The operators a and a^{†} when acting on the energy eigenstates of
the harmonic oscillator, denoted by |n>, have the property

a^{†}|n> = (n + 1)^{½}|n + 1>, a|n> = n^{½}|n - 1>.

We have x = (a + a^{†})/(2α), p = -i(a - a^{†})/(2β), where α
=√(mω/(2ħ)), β =1/√(2mωħ).

Find the mean value and root mean square deviation of p^{2}, when the
oscillator is in the energy eigenstate |n>.

Through some coincidence, the Balmer lines from singly ionized helium in a distant star happen to overlap with the Balmer lines from hydrogen in the sun. Assuming that the relative motion is along the line of sight, how fast is that star receding from us?

Consider a simple, small, but macroscopic LC circuit made from conventional superconducting material and kept at a temperature below the critical temperature (~1 K). The circuit has no resistance.

(a) Write down a second order differential equation describing the time
evolution of the magnetic flux Φ = LI in the inductor.

(Consider this "the equation of motion" of the circuit.) Relabel C = m, k =
1/L, and compare this equation with the equation of motion of a simple harmonic
oscillator.

(b) Write down a Lagrangian for the LC circuit. (Lagrange's equation then is
the "equation of motion" of the circuit.) Find the generalized momentum
corresponding to the generalized coordinate in the Lagrangian, and write down
the Hamiltonian for the LC circuit.

(c) Assume that the circuit is cooled down to a
temperature of near zero K (~1 mK). At such a low temperature, only the
lowest allowed energy states are accessible to the system and observable
quantum-mechanical effects can appear. Quantize the system and find the
ground state energy of the system,

(d) Qualitatively reason why excited states of such a system would be unstable
even at very low temperature.

(a) Write down the normalized ground-state wave function for the hydrogen atom.

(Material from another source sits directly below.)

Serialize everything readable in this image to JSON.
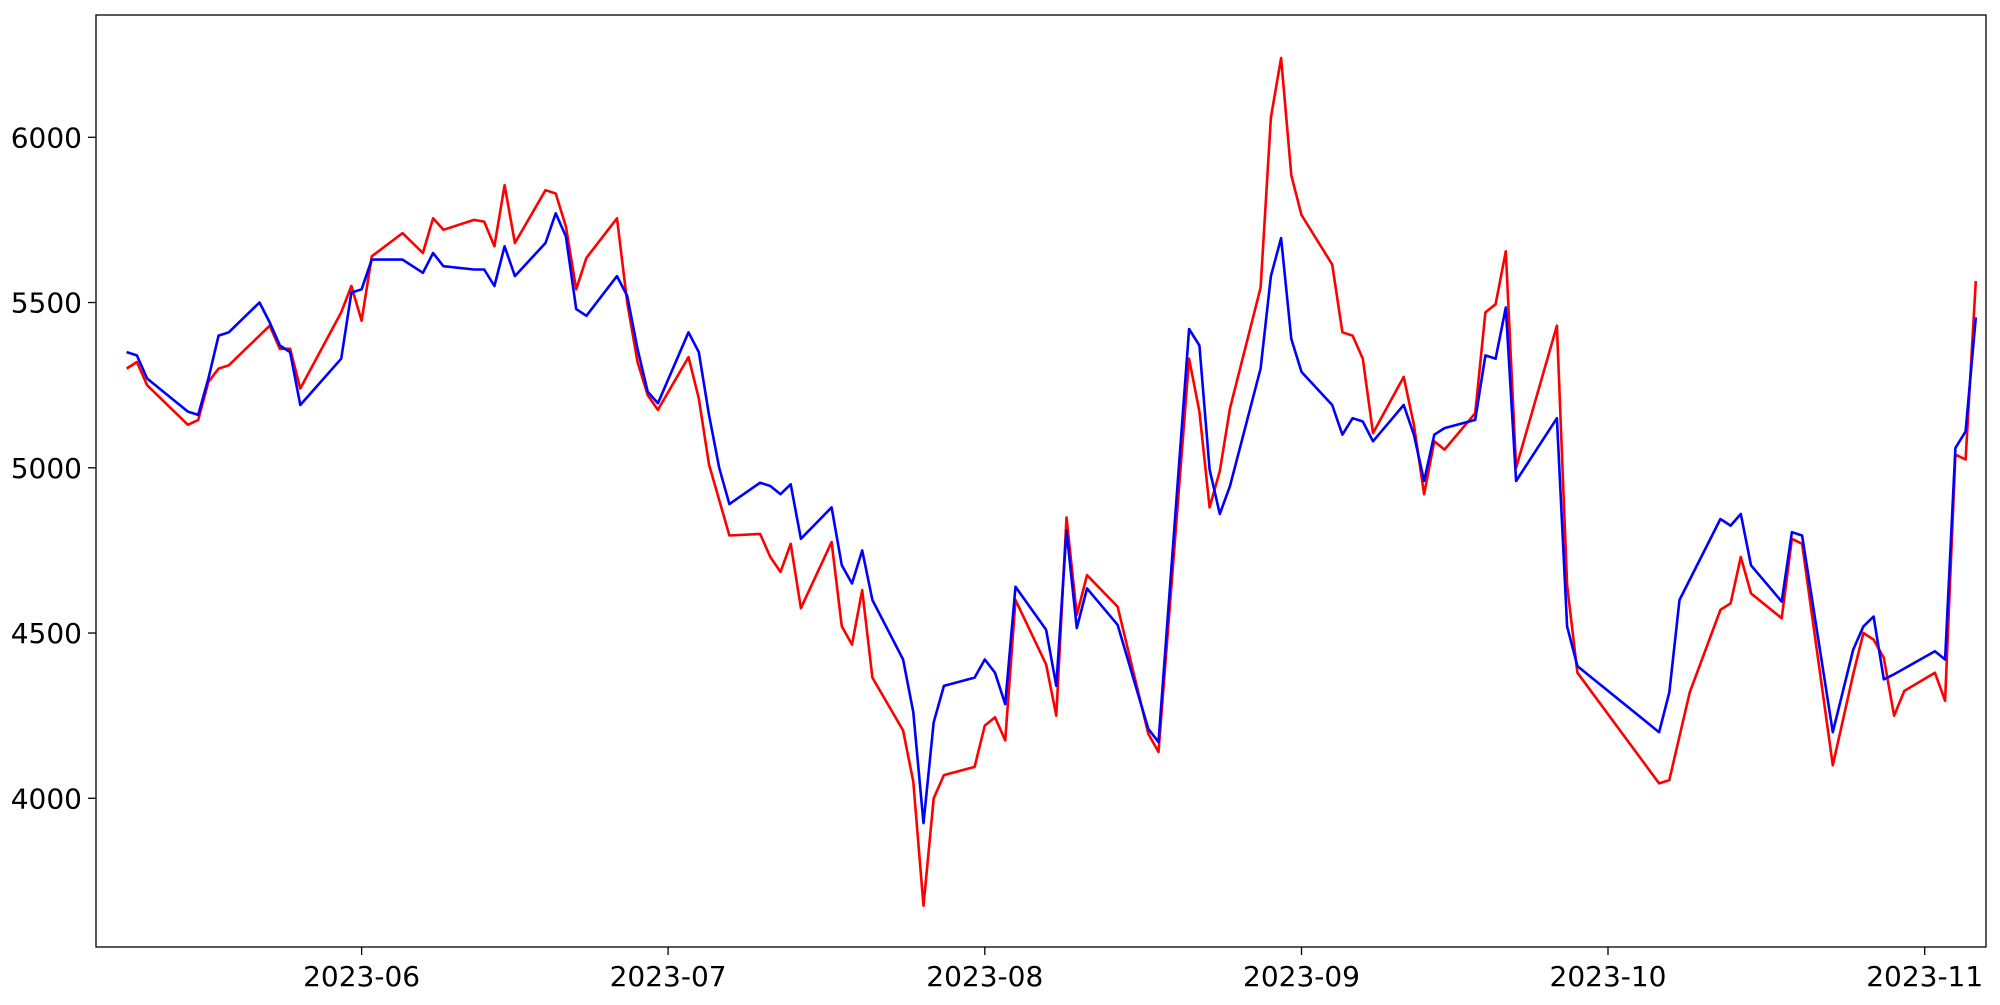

(b) Find <r> and Δr for the ground-state of the hydrogen atom.

(c) Find <1/r> and Δ(1/r) for the ground-state of the hydrogen atom.

∫_{0}^{∞} x^{n} e^{-ax} dx = n!/a^{n+1}

An exotic atom consists of a Helium nucleus (Z = 2) and an electron and an
antiproton p(bar) both in n = 2 states. Take the mass of the p(bar) to be 2000
electron masses and that of the helium nucleus to be 8000 m_{e}. For an
electron in the n = 1 state of hydrogen E = -13.6 eV.

(a) How much energy is required to remove the electron from this atom?

(b) How much energy is required to remove the p(bar) from this atom?

(c) Assume both the p(bar) and the electron are in 2p states. Then each can
de-excite to their ground state. It is observed that radiation always
accompanies those transitions when the electron jumps first, but when the p(bar)
jumps first there is often no photon emitted. Explain!